Step 4: Pay Attention to Workflows
Care coordination barriers often occur due to workflow inefficiencies. That is why documenting current state workflows from those closest to care coordination – providers, case managers, care coordinators and social workers – is so important. Based on this documentation, you’ll know better how to improve your workflows.

This work can also serve as a great opportunity to standardize clinical documentation, which is often overlooked. Document workflow benefits through key performance indicators. For example, what’s the quantifiable result of delivering complex, coordinated care to patients?

Step 5: Know Your Technology Capabilities
Assess your current technologies to know their capabilities (and limitations) related to care coordination. With high-value work streams, such as those related to tracking length-of-stay, it’s better to immediately understand your technology strengths and weakness now than find glaring gaps down the road.

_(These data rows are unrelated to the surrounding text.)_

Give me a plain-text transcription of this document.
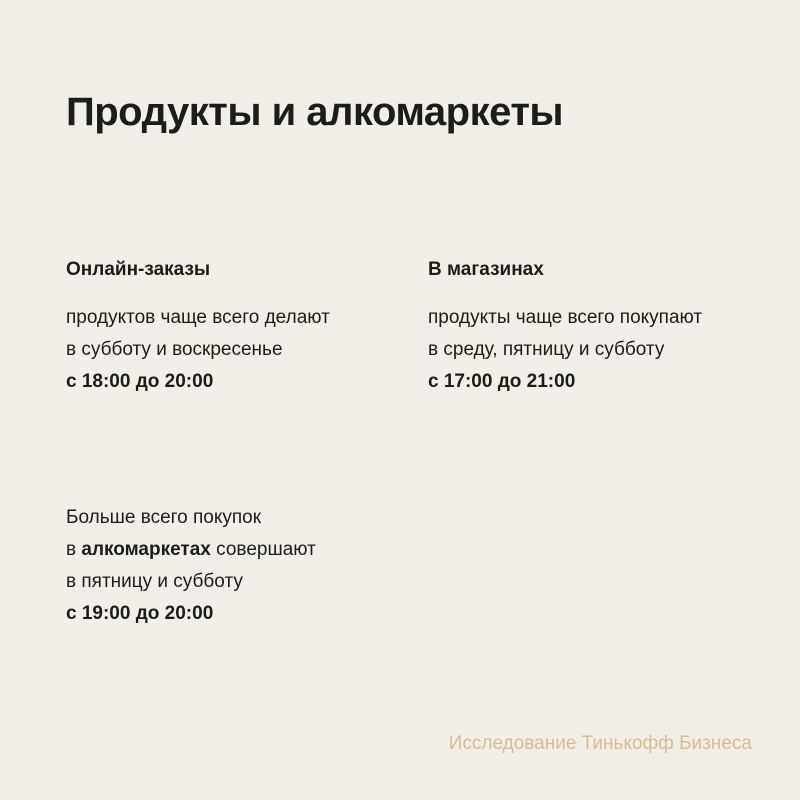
Продукты и алкомаркеты
Онлайн-заказы
продуктов чаще всего делают
в субботу и воскресенье
с 18:00 до 20:00
В магазинах
продукты чаще всего покупают
в среду, пятницу и субботу
с 17:00 до 21:00
Больше всего покупок
в алкомаркетах совершают
в пятницу и субботу
с 19:00 до 20:00
Исследование Тинькофф Бизнеса
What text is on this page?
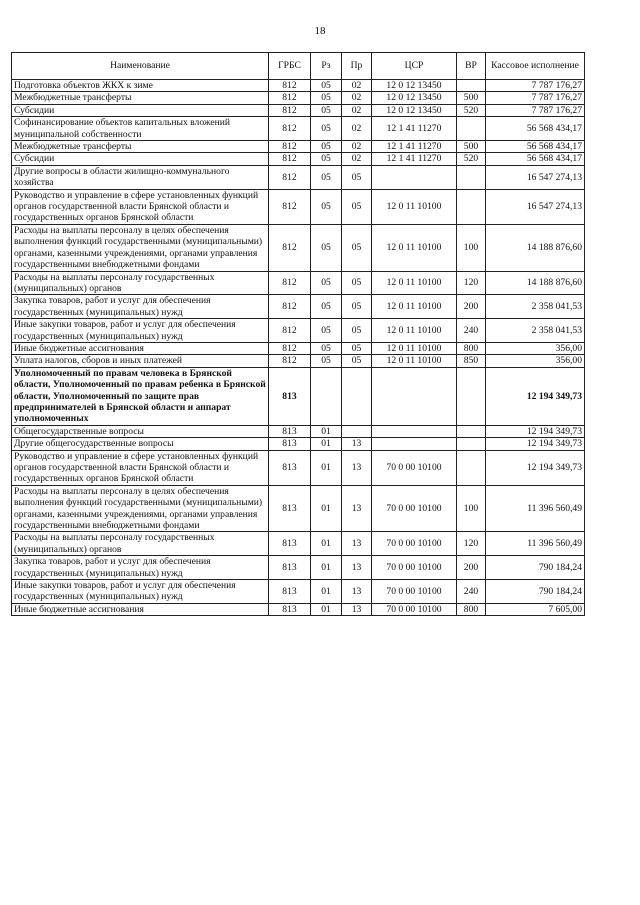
18
Наименование	ГРБС	Рз	Пр	ЦСР	ВР	Кассовое исполнение
Подготовка объектов ЖКХ к зиме	812	05	02	12 0 12 13450		7 787 176,27
Межбюджетные трансферты	812	05	02	12 0 12 13450	500	7 787 176,27
Субсидии	812	05	02	12 0 12 13450	520	7 787 176,27
Софинансирование объектов капитальных вложений муниципальной собственности	812	05	02	12 1 41 11270		56 568 434,17
Межбюджетные трансферты	812	05	02	12 1 41 11270	500	56 568 434,17
Субсидии	812	05	02	12 1 41 11270	520	56 568 434,17
Другие вопросы в области жилищно-коммунального хозяйства	812	05	05			16 547 274,13
Руководство и управление в сфере установленных функций органов государственной власти Брянской области и государственных органов Брянской области	812	05	05	12 0 11 10100		16 547 274,13
Расходы на выплаты персоналу в целях обеспечения выполнения функций государственными (муниципальными) органами, казенными учреждениями, органами управления государственными внебюджетными фондами	812	05	05	12 0 11 10100	100	14 188 876,60
Расходы на выплаты персоналу государственных (муниципальных) органов	812	05	05	12 0 11 10100	120	14 188 876,60
Закупка товаров, работ и услуг для обеспечения государственных (муниципальных) нужд	812	05	05	12 0 11 10100	200	2 358 041,53
Иные закупки товаров, работ и услуг для обеспечения государственных (муниципальных) нужд	812	05	05	12 0 11 10100	240	2 358 041,53
Иные бюджетные ассигнования	812	05	05	12 0 11 10100	800	356,00
Уплата налогов, сборов и иных платежей	812	05	05	12 0 11 10100	850	356,00
Уполномоченный по правам человека в Брянской области, Уполномоченный по правам ребенка в Брянской области, Уполномоченный по защите прав предпринимателей в Брянской области и аппарат уполномоченных	813					12 194 349,73
Общегосударственные вопросы	813	01				12 194 349,73
Другие общегосударственные вопросы	813	01	13			12 194 349,73
Руководство и управление в сфере установленных функций органов государственной власти Брянской области и государственных органов Брянской области	813	01	13	70 0 00 10100		12 194 349,73
Расходы на выплаты персоналу в целях обеспечения выполнения функций государственными (муниципальными) органами, казенными учреждениями, органами управления государственными внебюджетными фондами	813	01	13	70 0 00 10100	100	11 396 560,49
Расходы на выплаты персоналу государственных (муниципальных) органов	813	01	13	70 0 00 10100	120	11 396 560,49
Закупка товаров, работ и услуг для обеспечения государственных (муниципальных) нужд	813	01	13	70 0 00 10100	200	790 184,24
Иные закупки товаров, работ и услуг для обеспечения государственных (муниципальных) нужд	813	01	13	70 0 00 10100	240	790 184,24
Иные бюджетные ассигнования	813	01	13	70 0 00 10100	800	7 605,00
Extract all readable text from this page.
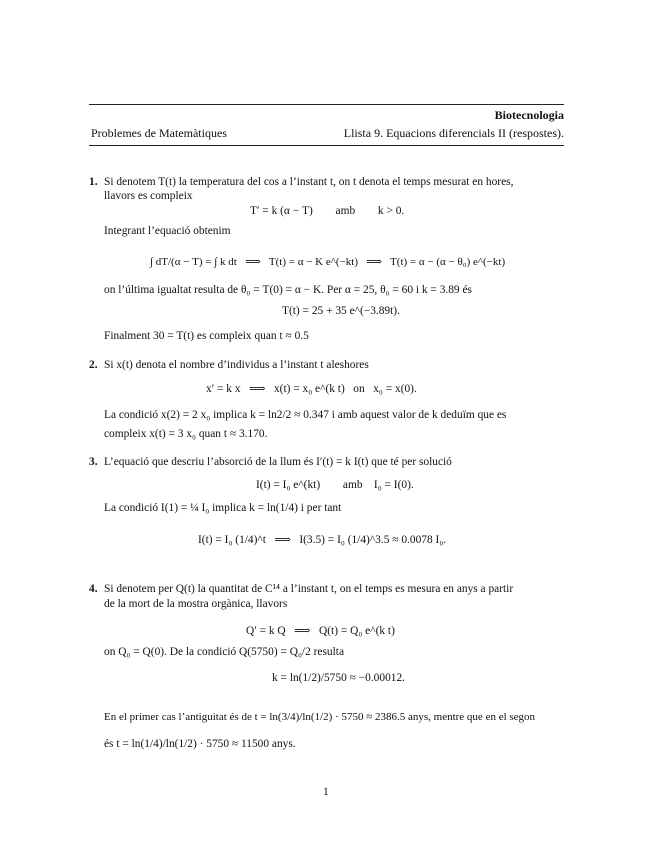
Biotecnologia
Problemes de Matemàtiques	Llista 9. Equacions diferencials II (respostes).
1. Si denotem T(t) la temperatura del cos a l’instant t, on t denota el temps mesurat en hores,
llavors es compleix
T′ = k (α − T)        amb        k > 0.
Integrant l’equació obtenim
∫ dT/(α − T) = ∫ k dt   ⟹   T(t) = α − K e^(−kt)   ⟹   T(t) = α − (α − θ₀) e^(−kt)
on l’última igualtat resulta de θ₀ = T(0) = α − K. Per α = 25, θ₀ = 60 i k = 3.89 és
T(t) = 25 + 35 e^(−3.89t).
Finalment 30 = T(t) es compleix quan t ≈ 0.5
2. Si x(t) denota el nombre d’individus a l’instant t aleshores
x′ = k x   ⟹   x(t) = x₀ e^(k t)   on   x₀ = x(0).
La condició x(2) = 2 x₀ implica k = ln2/2 ≈ 0.347 i amb aquest valor de k deduïm que es
compleix x(t) = 3 x₀ quan t ≈ 3.170.
3. L’equació que descriu l’absorció de la llum és I′(t) = k I(t) que té per solució
I(t) = I₀ e^(kt)        amb    I₀ = I(0).
La condició I(1) = ¼ I₀ implica k = ln(1/4) i per tant
I(t) = I₀ (1/4)^t   ⟹   I(3.5) = I₀ (1/4)^3.5 ≈ 0.0078 I₀.
4. Si denotem per Q(t) la quantitat de C¹⁴ a l’instant t, on el temps es mesura en anys a partir
de la mort de la mostra orgànica, llavors
Q′ = k Q   ⟹   Q(t) = Q₀ e^(k t)
on Q₀ = Q(0). De la condició Q(5750) = Q₀/2 resulta
k = ln(1/2)/5750 ≈ −0.00012.
En el primer cas l’antiguitat és de t = ln(3/4)/ln(1/2) · 5750 ≈ 2386.5 anys, mentre que en el segon
és t = ln(1/4)/ln(1/2) · 5750 ≈ 11500 anys.
1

Addressing your technology capabilities can often mean thinking broadly about all of your inputs and outputs. For example, as a health care system was seeking to document items related to expected discharge date, a host of unanswered questions arose, such as: Who is ultimately responsible for determining this? How is it communicated? How does it appear within the system? If you have not thought through answers to questions like these, your best efforts can quickly become derailed.

Improved care coordination benefits all involved, patients and health care providers alike. Incrementally working to enhance your care coordination can positively contribute to the long-term success of your organization.

Robin Figueroa is a consultant with Freed Associates, a California-based health care management consulting firm.